Taxi Driver waiting until 4am for someone to drive to out of state


I tried to convince a taxi driver to give me a ride to CT for 40 bucks. He took out his book and told me it would cost $200. I laughed and said no thanks. Eventually he went down to $100 or $80 to go to Greenwich (half an hour from home, but my grandmother resides in GT), probably could have talked him down to $80 and $60 but what was the point? I didn't have the money, can't hustle a man with no cash in his pockets, so I just sat.

Barrier to keep homeless people out, great work guys!

Some prick police officer told me I couldn't pass his barrier. Why does it seem like every time I actually need the police to do something for me, they tell me, "there's nothing I can".

"Go to McDonalds"

I went to McDonalds, that's the first thing I did. Don't tell me to go to McDonalds, I wanna go fucking home!

My Indian comrade

I eventually passed the barrier when the officers switched duty, with my Indian friend named Singh. After being around a lot of Indian guys I've come to realize they're almost all the same. Smart, level headed and kind.

"Don't let that cop see you, he'll kick you out on the street...its cold out there. Doesn't matter if you're 5 or 50, its still cold"

We made our way to the rest area of Grand Central and set up shop on the wooden bench that stretched 25 feet along the wall.

Finally, a place to sit.
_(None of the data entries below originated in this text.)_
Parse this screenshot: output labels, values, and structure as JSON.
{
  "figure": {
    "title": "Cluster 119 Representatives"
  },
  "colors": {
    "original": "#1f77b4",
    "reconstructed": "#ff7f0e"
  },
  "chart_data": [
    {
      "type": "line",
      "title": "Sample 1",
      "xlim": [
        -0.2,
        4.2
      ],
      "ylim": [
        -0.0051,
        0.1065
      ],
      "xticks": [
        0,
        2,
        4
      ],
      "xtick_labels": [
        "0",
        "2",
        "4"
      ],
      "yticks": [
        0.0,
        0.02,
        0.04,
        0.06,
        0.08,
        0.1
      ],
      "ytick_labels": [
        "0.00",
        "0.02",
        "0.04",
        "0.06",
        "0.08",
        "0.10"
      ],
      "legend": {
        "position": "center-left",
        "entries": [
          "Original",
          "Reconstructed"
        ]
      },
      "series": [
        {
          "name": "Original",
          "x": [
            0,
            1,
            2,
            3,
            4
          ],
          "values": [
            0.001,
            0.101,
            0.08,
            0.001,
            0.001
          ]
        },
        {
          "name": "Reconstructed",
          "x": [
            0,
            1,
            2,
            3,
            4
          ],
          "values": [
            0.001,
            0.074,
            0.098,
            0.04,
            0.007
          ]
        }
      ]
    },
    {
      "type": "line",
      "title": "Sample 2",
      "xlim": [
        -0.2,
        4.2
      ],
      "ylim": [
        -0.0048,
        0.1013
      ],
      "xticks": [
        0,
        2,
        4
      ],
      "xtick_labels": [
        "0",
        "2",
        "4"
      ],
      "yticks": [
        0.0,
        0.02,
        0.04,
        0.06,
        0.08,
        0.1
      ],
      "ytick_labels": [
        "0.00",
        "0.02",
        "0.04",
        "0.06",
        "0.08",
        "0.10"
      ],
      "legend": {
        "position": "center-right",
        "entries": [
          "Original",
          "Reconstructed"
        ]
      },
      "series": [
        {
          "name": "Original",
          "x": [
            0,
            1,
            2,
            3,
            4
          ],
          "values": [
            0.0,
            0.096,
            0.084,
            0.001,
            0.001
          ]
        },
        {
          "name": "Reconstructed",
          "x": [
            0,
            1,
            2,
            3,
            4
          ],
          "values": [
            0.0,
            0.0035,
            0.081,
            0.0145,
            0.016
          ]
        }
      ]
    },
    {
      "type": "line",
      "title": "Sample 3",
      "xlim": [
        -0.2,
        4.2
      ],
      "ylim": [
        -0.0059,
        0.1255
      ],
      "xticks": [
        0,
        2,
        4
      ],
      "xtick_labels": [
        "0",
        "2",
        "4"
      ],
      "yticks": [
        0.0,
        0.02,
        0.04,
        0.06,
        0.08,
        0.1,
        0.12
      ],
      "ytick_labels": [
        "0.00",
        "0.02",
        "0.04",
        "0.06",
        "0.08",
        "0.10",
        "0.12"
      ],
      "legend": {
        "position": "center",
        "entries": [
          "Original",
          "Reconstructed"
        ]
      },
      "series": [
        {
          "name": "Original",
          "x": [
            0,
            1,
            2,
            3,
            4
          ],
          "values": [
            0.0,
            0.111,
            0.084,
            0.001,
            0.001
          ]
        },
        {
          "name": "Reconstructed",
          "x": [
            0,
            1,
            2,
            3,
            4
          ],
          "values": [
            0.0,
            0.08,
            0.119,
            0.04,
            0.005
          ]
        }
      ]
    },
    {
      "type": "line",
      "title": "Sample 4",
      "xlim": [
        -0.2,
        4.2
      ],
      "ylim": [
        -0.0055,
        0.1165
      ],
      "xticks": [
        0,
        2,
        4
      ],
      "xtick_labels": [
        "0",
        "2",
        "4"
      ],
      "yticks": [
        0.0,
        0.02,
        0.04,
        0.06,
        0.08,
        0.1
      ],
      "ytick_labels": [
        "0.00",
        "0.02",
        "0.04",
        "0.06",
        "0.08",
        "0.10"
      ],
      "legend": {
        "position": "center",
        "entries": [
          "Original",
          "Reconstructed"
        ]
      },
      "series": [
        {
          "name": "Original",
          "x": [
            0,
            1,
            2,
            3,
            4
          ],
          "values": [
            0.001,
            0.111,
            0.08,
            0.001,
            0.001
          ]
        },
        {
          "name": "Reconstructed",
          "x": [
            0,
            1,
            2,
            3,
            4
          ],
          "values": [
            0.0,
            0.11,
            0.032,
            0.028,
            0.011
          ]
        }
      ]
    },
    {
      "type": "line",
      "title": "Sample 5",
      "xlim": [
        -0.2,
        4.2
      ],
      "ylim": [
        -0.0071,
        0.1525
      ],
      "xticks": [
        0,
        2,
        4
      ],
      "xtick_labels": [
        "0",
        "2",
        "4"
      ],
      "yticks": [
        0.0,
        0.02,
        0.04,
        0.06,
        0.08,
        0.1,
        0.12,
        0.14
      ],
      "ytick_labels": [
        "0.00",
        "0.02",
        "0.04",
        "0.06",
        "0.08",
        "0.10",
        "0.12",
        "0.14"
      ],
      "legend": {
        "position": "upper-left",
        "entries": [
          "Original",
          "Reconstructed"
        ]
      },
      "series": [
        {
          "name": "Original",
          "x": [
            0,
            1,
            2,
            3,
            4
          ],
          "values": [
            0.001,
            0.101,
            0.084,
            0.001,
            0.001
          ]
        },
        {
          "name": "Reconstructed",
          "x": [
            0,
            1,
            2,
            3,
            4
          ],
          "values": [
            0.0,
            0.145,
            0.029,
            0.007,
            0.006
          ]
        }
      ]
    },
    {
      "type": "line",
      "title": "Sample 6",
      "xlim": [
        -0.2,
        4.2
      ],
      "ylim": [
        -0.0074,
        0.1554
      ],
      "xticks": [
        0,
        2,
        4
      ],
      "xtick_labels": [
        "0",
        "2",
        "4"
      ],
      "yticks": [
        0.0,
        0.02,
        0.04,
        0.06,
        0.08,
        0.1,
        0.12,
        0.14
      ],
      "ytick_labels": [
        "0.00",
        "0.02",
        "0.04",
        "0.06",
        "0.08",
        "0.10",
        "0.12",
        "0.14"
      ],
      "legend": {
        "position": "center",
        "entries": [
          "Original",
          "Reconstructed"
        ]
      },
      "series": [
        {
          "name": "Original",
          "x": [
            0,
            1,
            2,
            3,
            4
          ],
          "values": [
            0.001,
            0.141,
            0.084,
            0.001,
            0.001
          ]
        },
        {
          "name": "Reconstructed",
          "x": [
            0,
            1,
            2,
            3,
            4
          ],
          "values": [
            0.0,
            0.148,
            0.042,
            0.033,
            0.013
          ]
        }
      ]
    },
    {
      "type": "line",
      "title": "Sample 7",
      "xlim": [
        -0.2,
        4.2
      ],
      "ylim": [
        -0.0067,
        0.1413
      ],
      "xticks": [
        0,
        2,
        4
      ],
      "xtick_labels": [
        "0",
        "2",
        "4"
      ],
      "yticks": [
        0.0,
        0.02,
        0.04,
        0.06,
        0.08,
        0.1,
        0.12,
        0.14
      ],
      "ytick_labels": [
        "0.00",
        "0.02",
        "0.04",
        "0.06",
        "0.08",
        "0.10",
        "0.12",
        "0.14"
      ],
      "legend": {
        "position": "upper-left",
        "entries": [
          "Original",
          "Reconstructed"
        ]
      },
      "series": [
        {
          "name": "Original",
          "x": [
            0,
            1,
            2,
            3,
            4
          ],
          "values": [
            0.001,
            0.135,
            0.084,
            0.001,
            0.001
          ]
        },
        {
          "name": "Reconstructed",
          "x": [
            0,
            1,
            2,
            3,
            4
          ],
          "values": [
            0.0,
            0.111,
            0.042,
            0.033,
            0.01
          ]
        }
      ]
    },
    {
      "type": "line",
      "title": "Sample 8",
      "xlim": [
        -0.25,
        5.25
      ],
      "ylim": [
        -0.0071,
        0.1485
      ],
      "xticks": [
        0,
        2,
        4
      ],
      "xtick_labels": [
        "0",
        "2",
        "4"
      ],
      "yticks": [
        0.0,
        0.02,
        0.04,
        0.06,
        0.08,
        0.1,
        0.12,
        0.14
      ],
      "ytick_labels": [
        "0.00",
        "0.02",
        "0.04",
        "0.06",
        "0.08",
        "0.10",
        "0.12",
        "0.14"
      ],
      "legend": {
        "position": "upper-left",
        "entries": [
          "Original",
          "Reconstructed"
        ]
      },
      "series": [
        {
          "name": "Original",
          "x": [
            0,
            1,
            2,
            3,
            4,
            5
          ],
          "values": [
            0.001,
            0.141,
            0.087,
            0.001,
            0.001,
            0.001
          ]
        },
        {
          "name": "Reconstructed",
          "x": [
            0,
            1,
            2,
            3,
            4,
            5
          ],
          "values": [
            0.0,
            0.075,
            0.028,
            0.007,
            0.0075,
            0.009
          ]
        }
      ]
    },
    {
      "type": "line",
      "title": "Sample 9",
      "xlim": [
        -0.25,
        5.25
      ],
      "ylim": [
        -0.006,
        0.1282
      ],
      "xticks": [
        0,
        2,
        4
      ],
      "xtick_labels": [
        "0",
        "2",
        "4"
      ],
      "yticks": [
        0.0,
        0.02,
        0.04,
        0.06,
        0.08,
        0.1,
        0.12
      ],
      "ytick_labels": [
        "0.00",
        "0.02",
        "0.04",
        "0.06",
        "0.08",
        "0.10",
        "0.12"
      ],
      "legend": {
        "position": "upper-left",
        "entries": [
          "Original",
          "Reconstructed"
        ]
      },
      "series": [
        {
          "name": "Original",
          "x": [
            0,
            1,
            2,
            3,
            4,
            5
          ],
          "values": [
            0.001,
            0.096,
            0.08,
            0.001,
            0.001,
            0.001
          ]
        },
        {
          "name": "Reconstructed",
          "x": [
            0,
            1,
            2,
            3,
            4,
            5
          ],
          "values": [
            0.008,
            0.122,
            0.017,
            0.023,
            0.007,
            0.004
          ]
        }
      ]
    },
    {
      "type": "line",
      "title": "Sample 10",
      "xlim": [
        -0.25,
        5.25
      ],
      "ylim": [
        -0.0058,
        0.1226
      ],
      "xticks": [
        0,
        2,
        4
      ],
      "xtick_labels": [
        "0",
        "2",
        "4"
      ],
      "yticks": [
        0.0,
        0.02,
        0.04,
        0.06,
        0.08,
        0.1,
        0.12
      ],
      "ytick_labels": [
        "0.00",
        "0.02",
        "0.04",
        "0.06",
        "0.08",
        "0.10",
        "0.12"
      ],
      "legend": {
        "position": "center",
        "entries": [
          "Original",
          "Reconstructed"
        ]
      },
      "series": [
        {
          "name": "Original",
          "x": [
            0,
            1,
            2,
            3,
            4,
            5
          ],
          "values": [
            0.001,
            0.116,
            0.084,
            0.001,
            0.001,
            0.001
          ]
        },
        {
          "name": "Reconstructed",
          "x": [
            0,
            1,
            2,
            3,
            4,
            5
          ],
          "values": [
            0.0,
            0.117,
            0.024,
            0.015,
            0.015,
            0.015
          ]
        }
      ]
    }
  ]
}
Peace and quite away from the commotion and confusion of NYC. There were no bums or weirdos here, just an open room, with that inescapable tan hue glaring down on me as I tried to get comfortable and fall asleep.

I realized I wouldn't even be sleeping if I was home in the comfort of my own bedroom, why did I think I could fall asleep on a bench in Grand Central.

This is where I had to sleep

As I lay down, sprawled across the wooden bench, I thought of the thousands of people that might have slept there, or atleast sat there before me. It was a disturbing thought that nearly made me sick, and I wished I was back home and that I could fall asleep elsewhere, but it was 3am and I really had nowhere to go.

I slept lightly for about 2 hours but really, didn't feel like I slept at all. I was too nervous to leave all my stuff exposed, so I slept with my backpack strapped to my arm. I suppose if someone wanted to take my cameras all they would have to do was unzip the back pack and make off, but it gave me just the right amount of comfort to help me go to sleep.

I woke up @ 5:15am. My acquaintance Singh still fast asleep in the same position he layed the entire the time, as if he slept there nightly. There were a couple other people in the room and I decided to leave.

I took a piss in the bathroom and realized there were a gang of homeless people washing up and walking the lower level. I'm so used to Grand Central being insanely crowded, even the bathrooms, there's sometimes a line and they're always grimy as hell; the bathrooms weren't exactly empty and they were by no means clean, but they were certainly cleaner and less crowded than I was a custom too. Again I got that disgusted feeling in my gut and decided I needed to leave NYC all together.

I bought a Donut, and thought about getting a coffee, but decided I better not because I still needed to get a good rest before the rest of the day ahead of me.

I practically know this woman by first name

The sun wasn't even up yet as I finished my last cigarette and walked over to board my train. Ironically I had to pay an extra $3.50 to ride back to CT because it was "peak hours". Peak hours my ass, I just slept in Grand Central, I have a headache, I need a shower, a cold drink and a couple of Tylenols-fuck peak hours, Grand Central, the NYC Police Department, the fucking guy driving the subway that made me late, the taxi driver for being a greedy bastard with no heart, the asshole cop that told me I couldn't cross the barrier and almost made me sleep outside, all the homeless people that hang around NYC that I almost know by fucking name by now, fuck the fact that there is no feasible way to get back to CT after 2am.

No. Fuck me for being a fucking idiot with no sense of judgement.